The crossover principle works because $Ns = O(1)$ means exactly that $N$ allele fates accumulate $O(1)$ total evidence. The compound parameter $Ns$ isn't just a convenient dimensionless ratio. It is, in a precise sense, the total accumulated evidence for selection over neutrality, measured across the population's natural timescale.
The circularity risk
A fair objection: if you get to choose the "observation window" freely, you can always make total LLR equal $O(1)$ at whatever you call the crossover. The non-trivial claim is that the window is defined by the physics, not fitted to the crossover.
For Kimura: the coalescent timescale $\sim N$ is the natural scale for population turnover, defined by drift alone (no selection). You can measure it independently.
For the SBM: one node's neighborhood is the natural unit of local observation, defined by the graph structure (no community information needed).

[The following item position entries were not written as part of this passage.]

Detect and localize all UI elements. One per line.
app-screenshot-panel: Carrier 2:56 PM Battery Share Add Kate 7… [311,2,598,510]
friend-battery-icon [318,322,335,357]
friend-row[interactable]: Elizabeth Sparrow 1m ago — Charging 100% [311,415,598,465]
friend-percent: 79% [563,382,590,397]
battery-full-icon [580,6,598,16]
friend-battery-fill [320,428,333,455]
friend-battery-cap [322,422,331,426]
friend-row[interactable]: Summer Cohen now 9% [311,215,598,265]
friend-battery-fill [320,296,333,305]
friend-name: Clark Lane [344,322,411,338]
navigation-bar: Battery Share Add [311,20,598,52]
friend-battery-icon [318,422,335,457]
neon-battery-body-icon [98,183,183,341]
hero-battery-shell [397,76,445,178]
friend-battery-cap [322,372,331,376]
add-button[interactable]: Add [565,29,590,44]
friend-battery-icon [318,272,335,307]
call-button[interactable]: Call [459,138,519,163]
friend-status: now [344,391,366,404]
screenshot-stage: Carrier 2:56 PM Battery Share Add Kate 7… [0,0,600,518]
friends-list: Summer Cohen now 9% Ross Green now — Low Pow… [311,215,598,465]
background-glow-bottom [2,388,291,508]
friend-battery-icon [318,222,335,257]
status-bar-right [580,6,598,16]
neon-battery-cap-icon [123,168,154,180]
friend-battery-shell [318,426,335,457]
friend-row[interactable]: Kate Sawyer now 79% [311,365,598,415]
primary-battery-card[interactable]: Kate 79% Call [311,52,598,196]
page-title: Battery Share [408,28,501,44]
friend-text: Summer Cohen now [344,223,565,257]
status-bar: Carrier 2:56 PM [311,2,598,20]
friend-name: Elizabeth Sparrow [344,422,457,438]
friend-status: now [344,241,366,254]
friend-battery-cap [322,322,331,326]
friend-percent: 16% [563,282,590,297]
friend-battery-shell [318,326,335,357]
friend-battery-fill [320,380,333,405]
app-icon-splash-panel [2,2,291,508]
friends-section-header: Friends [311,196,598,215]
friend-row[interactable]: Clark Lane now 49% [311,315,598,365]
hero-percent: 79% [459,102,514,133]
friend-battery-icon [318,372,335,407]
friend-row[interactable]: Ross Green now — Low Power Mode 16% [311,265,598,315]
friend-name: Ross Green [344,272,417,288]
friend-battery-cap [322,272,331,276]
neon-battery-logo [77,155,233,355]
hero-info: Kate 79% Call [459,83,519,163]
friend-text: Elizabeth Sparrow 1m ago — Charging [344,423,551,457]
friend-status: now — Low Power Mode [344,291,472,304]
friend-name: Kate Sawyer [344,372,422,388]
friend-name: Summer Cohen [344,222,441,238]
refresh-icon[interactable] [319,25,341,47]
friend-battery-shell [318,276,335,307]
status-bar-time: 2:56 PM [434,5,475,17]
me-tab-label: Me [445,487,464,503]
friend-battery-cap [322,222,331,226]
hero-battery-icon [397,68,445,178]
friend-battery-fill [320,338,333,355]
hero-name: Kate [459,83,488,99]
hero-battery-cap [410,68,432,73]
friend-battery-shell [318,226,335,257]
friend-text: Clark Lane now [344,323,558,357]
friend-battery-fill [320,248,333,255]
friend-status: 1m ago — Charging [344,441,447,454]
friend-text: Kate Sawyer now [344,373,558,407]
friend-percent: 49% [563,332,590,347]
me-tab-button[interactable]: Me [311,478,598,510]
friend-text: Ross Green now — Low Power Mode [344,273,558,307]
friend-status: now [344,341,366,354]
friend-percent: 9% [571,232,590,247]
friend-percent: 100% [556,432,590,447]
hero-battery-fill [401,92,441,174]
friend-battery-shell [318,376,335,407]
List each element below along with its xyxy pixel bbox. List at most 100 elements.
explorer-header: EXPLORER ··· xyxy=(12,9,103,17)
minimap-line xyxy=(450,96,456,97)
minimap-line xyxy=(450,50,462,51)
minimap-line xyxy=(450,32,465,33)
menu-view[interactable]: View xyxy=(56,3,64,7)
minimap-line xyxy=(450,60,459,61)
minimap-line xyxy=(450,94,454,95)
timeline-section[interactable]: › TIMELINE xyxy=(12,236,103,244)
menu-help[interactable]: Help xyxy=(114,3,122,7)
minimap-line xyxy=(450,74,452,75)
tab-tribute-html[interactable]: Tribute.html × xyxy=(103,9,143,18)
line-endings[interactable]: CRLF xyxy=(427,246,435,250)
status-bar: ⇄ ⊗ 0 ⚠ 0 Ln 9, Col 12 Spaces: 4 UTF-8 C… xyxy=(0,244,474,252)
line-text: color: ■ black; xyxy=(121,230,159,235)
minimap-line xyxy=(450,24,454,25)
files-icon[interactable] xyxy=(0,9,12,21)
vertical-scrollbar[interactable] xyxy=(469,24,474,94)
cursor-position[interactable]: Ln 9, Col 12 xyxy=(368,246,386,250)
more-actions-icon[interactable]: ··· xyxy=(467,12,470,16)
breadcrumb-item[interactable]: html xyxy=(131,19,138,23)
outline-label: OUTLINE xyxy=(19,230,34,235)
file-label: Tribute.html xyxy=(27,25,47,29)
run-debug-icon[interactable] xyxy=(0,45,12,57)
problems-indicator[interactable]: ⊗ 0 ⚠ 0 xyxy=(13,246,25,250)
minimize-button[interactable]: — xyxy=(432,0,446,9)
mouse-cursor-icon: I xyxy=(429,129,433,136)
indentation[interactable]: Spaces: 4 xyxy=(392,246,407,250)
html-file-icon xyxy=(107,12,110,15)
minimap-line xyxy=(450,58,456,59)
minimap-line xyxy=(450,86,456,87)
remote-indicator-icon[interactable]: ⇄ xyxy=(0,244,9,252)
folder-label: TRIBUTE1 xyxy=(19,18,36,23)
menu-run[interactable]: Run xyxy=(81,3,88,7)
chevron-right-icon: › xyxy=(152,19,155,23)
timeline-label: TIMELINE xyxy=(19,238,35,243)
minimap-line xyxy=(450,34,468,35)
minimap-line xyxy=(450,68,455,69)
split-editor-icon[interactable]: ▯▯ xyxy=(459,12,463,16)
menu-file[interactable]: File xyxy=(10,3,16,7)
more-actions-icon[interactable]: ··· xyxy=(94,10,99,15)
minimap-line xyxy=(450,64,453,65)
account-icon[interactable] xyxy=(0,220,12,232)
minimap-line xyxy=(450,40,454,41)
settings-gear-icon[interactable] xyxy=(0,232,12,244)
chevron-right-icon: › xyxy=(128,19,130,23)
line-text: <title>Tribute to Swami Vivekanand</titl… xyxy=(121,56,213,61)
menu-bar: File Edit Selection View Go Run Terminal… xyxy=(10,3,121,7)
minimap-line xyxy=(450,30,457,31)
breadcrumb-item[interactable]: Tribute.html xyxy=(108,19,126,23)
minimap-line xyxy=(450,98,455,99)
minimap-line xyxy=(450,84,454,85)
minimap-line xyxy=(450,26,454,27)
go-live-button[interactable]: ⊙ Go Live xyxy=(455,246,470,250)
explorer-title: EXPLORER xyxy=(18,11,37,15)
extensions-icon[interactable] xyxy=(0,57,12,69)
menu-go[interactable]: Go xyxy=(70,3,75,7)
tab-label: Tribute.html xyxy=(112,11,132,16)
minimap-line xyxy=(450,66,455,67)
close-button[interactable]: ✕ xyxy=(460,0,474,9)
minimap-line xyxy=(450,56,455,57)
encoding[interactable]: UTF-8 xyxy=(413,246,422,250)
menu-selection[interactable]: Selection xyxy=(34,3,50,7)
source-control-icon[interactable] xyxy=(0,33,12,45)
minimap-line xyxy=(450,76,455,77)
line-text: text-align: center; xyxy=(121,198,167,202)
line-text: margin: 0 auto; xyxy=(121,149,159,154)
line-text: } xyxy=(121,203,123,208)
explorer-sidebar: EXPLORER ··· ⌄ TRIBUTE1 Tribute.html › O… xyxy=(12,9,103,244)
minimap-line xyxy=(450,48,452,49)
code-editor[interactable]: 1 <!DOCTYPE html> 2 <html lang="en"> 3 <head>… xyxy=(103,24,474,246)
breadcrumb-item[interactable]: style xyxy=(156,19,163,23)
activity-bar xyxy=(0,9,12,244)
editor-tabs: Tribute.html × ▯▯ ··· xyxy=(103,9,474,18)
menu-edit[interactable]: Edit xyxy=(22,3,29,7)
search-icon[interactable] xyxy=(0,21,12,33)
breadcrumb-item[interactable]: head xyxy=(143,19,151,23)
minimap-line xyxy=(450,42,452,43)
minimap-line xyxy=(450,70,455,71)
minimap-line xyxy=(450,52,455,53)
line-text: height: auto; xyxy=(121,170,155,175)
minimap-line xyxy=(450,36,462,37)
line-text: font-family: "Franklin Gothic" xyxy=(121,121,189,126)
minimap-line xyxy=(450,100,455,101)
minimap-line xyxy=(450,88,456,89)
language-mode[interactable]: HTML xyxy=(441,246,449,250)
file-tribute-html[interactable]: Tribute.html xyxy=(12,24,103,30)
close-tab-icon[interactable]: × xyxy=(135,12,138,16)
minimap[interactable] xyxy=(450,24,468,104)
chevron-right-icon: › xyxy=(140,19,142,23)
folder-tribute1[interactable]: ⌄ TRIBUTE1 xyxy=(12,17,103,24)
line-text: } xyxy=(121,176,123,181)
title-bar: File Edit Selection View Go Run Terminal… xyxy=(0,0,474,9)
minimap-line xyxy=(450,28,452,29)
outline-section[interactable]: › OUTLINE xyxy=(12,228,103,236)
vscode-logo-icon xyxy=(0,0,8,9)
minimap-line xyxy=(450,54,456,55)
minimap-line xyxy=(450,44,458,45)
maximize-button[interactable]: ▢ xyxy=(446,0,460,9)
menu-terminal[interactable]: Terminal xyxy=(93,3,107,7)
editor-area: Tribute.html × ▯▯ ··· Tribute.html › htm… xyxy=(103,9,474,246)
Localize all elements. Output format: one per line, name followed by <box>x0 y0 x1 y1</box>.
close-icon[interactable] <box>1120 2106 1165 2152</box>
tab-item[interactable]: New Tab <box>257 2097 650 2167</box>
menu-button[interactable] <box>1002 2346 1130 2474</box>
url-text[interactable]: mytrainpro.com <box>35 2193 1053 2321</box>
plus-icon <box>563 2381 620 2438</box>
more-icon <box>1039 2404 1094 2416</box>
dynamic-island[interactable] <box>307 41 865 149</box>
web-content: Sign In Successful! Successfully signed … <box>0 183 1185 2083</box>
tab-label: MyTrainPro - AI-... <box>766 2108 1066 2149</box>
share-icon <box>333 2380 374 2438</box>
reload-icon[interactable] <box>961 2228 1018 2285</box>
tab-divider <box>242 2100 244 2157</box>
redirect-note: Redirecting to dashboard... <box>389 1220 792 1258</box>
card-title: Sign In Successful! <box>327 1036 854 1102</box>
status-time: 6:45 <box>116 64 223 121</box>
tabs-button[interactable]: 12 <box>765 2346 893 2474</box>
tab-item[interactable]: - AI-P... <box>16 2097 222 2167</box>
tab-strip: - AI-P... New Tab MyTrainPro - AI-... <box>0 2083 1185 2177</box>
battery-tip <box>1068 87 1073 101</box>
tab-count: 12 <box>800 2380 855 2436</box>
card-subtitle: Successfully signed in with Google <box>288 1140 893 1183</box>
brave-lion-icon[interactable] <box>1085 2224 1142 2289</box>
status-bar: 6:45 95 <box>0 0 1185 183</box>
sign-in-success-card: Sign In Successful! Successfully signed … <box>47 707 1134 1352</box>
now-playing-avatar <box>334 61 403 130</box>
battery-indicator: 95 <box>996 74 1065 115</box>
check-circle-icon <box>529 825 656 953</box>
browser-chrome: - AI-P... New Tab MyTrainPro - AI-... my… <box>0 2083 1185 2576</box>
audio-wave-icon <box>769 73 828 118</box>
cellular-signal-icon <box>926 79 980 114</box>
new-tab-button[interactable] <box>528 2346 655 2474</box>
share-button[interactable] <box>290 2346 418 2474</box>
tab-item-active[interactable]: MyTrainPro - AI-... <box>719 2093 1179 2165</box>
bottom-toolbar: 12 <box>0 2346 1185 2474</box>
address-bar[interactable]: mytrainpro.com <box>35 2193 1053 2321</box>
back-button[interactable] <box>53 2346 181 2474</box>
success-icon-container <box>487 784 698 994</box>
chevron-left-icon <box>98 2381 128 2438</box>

For SDT: one psychophysical trial is just what it is.
In each case, the window comes from the null model, not from the crossover. The crossover location is then a prediction, not a tautology.
What I'm still missing
I don't have a formal definition of "natural observation window" that works across all systems. Something like "the minimal sufficient statistic for regime discrimination, computed under the null" might work, but I haven't proven it. Without this, the principle is a well-supported empirical pattern rather than a theorem.
Also: the total accumulated LLR at the crossover isn't a universal constant. It's 1.73 for Kimura, 1.0 for the SBM, 0.5 for SDT at $d' = 1$. The claim is about scaling ($O(1)$ vs $O(N)$ or $O(1/N)$), not about a single number. Whether there's a sharper version with a universal constant remains open.
The 0.84 was wrong. The correction makes the theory more honest and, I think, more interesting. The "observation window" concept does real work that the per-event framing was papering over.